En esto llegaron ante una casa aislada y en ruinas, donde entraron en silencio. Momentos después le obligaba Sikes á tomar una copa de licor, y salía con él y con su cómplice Tobías Crackit. Antes de que se le despejara un tanto la cabeza, ya habían saltado ambos bandidos las tapias de una casa de campo, metiendo dentro del jardín á Oliverio con ellos.

—¡Por amor de Dios! ¡Dejadme irme! ¡Juro que no iré nunca á Londres! ¡Tened piedad de mí! ¡Jamás di!... —empezó á suplicar Oliverio; pero Guillermo, profiriendo una horrible blasfemia, le aplicó la pistola á la cabeza. Tobías se la arrancó de la mano, tapó la boca del niño y dijo en voz baja:

—¡Silencio! ¡Si pronuncias una sola palabra, te hago pedazos la cabeza de un garrotazo! ¡Eso no hace ruido, y el efecto es el mismo!

Luego, con auxilio de una palanqueta, abrieron una ventana en la parte trasera de la casa. La abertura era tan chica, que los dueños de ella no habían creído necesario proveerla de barrotes. Apenas si un niño como Oliverio podía pasar por allí.
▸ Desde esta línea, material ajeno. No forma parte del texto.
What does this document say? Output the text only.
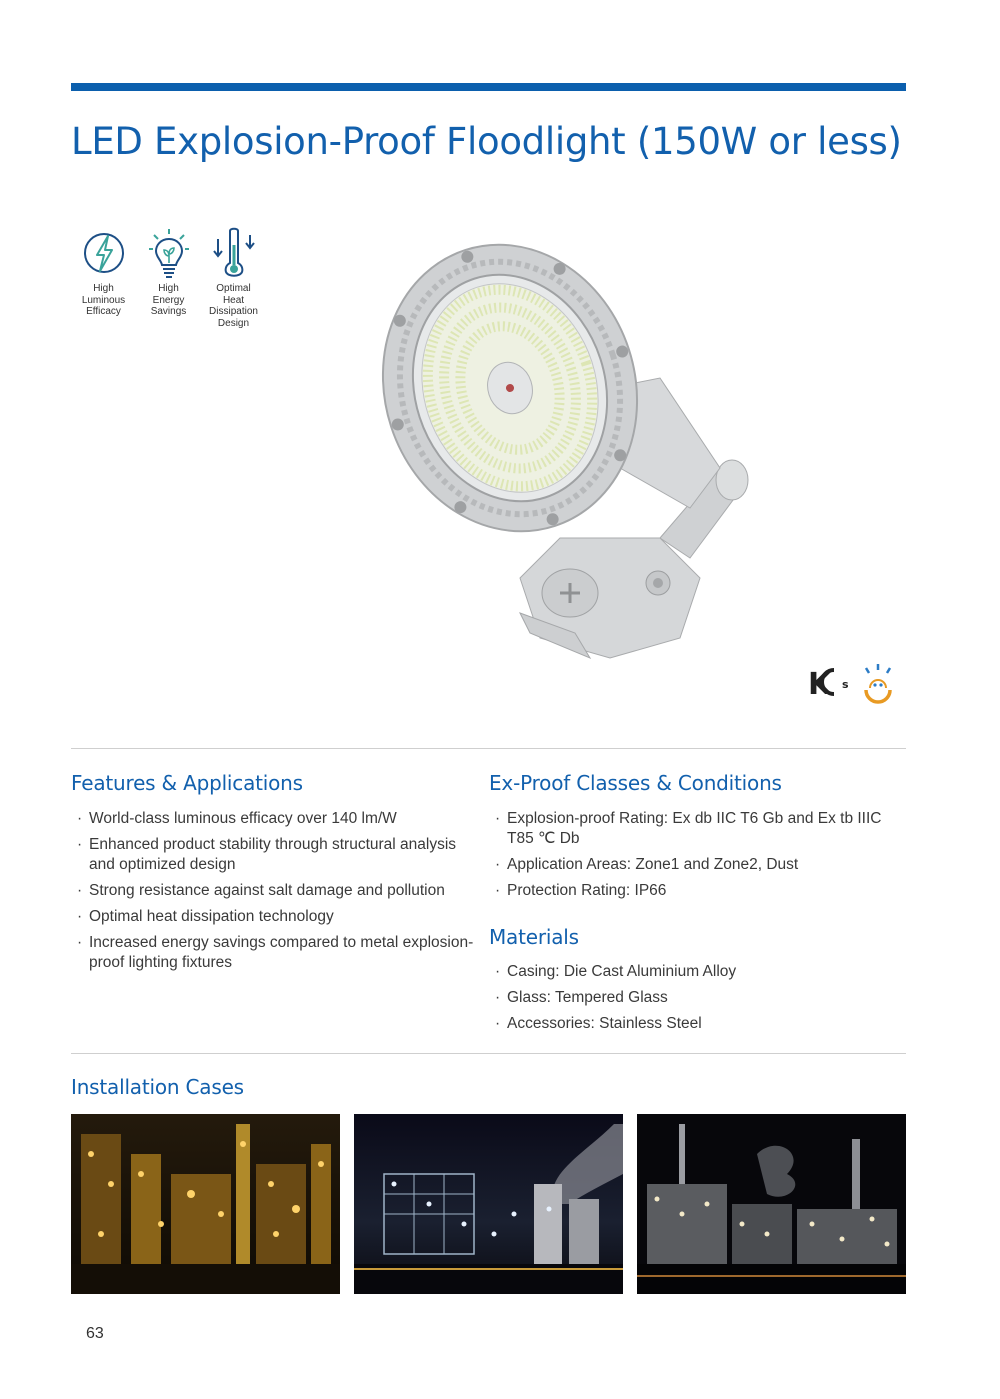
LED Explosion-Proof Floodlight (150W or less)
High
Luminous
Efficacy
High
Energy
Savings
Optimal
Heat
Dissipation
Design
K s
Features & Applications
· World-class luminous efficacy over 140 lm/W
· Enhanced product stability through structural analysis and optimized design
· Strong resistance against salt damage and pollution
· Optimal heat dissipation technology
· Increased energy savings compared to metal explosion-proof lighting fixtures
Ex-Proof Classes & Conditions
· Explosion-proof Rating: Ex db IIC T6 Gb and Ex tb IIIC T85 ℃ Db
· Application Areas: Zone1 and Zone2, Dust
· Protection Rating: IP66
Materials
· Casing: Die Cast Aluminium Alloy
· Glass: Tempered Glass
· Accessories: Stainless Steel
Installation Cases
63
—¡Fíjate en lo que tienes que hacer, bribonzuelo!—exclamó Guillermo casi al oído de Oliverio é iluminándole el rostro con la luz de una linterna sorda—. Voy á hacerte pasar por ahí: te daré la linterna, y nos abrirás la puerta. Si no alcanzas á descorrer el cerrojo de arriba, te subes en una silla.

—Ahí estaba el perro; pero Barcey nos ha librado bonitamente de él. ¡Ah, ah, ah!—dijo Tobías.

Aunque habló en voz muy baja y rió sin ruido, Guillermo le ordenó imperiosamente que callase. Inmediatamente Tobías se puso en cuatro pies; Síkes subió sobre su espalda con Oliverio, hizo á éste pasar despacio por la ventana, y, sin soltarle, le bajó hasta tocar con los pies en el suelo.

—Toma la linterna—dijo echando una ojeada á la estancia—. ¿Ves enfrente la escalera?

—¡Sí!—repuso Oliverio, más muerto que vivo.

Sikes le designó la puerta con el cañón de la pistola, le recordó que estaría siempre al alcance del arma, y que si cerdeaba lo más mínimo, sería inmediatamente cadáver.

—¡Es cuestión de un minuto, de un solo minuto! ¡Voy á soltarte!

—¿Qué es eso?—interrogó Tobías.

—¡Nada!—repuso Guillermo, después de escuchar con atención un momento—. ¡Vamos; te suelto! ¡Á la obra!

En el poco tiempo que había tenido para coordinar sus ideas, Oliverio había tomado la firme resolución de correr á la escalera y dar la voz de alarma, aunque le costase la vida. Con este propósito se dirigió á paso de lobo hacia la escalera.

—¡Aquí, aquí, vuelve!—gritó de pronto Guillermo.

Estas exclamaciones repentinas fueron seguidas de un grito penetrante. Oliverio se aturdió, dejó caer la linterna, y no supo si avanzar ó retroceder.

Se oyó un nuevo grito, brilló una luz en lo alto de la escalera, aparecieron dos hombres asustados á medio vestir, el niño vió un resplandor súbito, luego humo; oyó una detonación, vaciló y cayó. Sikes había desaparecido un instante; pero antes de que el humo se hubiera disipado había cogido al muchacho por el cuello de la chaqueta, y descargó la pistola sobre los dos hombres.

—¡Agárrate bien, muchacho! ¡Dame un pañuelo, Tobías, aprisa! ¡Le han herido! ¡Condenación! ¡Cómo sangra!

El sonido de una campana se mezcló con los gritos y detonaciones. Oliverio sintió que le llevaban corriendo, y pronto perdió el sentido.